Como a conquista do utente e as condições em que
trabalha nem sempre permite a este que pague o preço imposto, mas, sim, o
conveniente, ocorre um problema de compatibilização.
Portanto, ao realizar inversões maiores o
produtor dos bens ou dos serviços pode não conseguir imediatamente seus
resultados lucrativos imediatos.
A implantação de um negócio requer visão em
longo prazo quando são vultosos os investimentos.
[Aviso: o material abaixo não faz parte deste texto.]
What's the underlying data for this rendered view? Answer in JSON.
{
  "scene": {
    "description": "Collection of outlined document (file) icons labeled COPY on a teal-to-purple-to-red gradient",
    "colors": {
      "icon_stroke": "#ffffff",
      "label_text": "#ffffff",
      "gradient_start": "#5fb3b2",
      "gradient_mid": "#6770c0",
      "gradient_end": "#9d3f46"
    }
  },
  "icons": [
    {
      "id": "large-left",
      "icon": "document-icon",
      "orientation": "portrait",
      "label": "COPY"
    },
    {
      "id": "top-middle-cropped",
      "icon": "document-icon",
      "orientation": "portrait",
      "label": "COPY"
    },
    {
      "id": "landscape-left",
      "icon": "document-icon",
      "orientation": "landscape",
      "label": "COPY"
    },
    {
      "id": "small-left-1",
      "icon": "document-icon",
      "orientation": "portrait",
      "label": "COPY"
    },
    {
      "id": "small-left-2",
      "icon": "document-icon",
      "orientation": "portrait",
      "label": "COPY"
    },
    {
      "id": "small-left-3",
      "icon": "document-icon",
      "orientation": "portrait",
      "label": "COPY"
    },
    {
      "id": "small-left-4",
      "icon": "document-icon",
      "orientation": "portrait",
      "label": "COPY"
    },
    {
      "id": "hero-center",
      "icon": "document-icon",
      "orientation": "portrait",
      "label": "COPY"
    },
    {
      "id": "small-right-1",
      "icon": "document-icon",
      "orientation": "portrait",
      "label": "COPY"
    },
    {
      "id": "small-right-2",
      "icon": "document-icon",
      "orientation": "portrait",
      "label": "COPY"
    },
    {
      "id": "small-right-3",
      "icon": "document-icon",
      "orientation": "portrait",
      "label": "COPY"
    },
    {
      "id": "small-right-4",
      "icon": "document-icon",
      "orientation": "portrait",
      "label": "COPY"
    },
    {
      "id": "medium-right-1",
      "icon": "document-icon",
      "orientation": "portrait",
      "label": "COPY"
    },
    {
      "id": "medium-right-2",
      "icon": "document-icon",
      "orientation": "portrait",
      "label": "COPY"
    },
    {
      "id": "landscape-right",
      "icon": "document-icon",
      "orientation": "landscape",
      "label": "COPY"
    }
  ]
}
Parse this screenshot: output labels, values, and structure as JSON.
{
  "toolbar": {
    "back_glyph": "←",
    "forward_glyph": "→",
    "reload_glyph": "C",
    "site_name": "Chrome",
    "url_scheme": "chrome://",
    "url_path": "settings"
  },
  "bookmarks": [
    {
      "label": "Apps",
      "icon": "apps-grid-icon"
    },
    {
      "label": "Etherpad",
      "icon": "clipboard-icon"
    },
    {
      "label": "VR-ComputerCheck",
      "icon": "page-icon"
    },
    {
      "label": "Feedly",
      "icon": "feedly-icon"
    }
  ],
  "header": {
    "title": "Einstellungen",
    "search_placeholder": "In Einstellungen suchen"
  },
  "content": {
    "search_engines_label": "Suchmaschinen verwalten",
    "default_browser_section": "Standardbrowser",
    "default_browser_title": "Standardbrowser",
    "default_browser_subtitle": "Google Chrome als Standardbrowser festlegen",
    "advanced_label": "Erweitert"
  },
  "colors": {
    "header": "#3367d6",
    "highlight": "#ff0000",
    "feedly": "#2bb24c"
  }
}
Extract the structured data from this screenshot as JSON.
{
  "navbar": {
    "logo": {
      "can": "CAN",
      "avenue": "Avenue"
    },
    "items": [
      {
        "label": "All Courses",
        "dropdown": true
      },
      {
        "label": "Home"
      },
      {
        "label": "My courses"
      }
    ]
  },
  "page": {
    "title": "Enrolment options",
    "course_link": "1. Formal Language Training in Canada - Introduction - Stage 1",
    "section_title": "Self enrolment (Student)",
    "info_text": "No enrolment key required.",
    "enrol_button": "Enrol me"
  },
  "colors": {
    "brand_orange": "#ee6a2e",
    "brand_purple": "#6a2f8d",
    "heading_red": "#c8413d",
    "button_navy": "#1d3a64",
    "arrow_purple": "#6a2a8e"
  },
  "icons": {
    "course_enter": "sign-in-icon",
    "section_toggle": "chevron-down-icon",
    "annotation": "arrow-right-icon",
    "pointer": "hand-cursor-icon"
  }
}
Não significa, pois, tecnicamente erro
administrativo o fato de não se obter imediatamente proveitos financeiros, pois,
a continuidade tem prevalência sobre a oportunidade quando se tem em mira a
implantação de uma grande empresa.
A própria prática de preços menores para a
conquista de mercado e garantia de sobrevivência pode justificar eficácia
administrativa.
Onida é taxativo, em sua obra mestra sobre a
"dimensão do capital das empresas" lecionou na primeira metade do século XX que
a transformação de custos fixos em custos variáveis só se consegue com alguns
sacrifícios e que apenas o aumento de produção pode reverter o peso das altas
imobilizações.
A constituição, a expansão das imobilizações
técnicas, portanto, deve ser compensada com o aumento da produção, mas, este só
pode ser mantido se conquistados mercados no quais grandes consumidores
assegurem uma permanência de operacionalidade.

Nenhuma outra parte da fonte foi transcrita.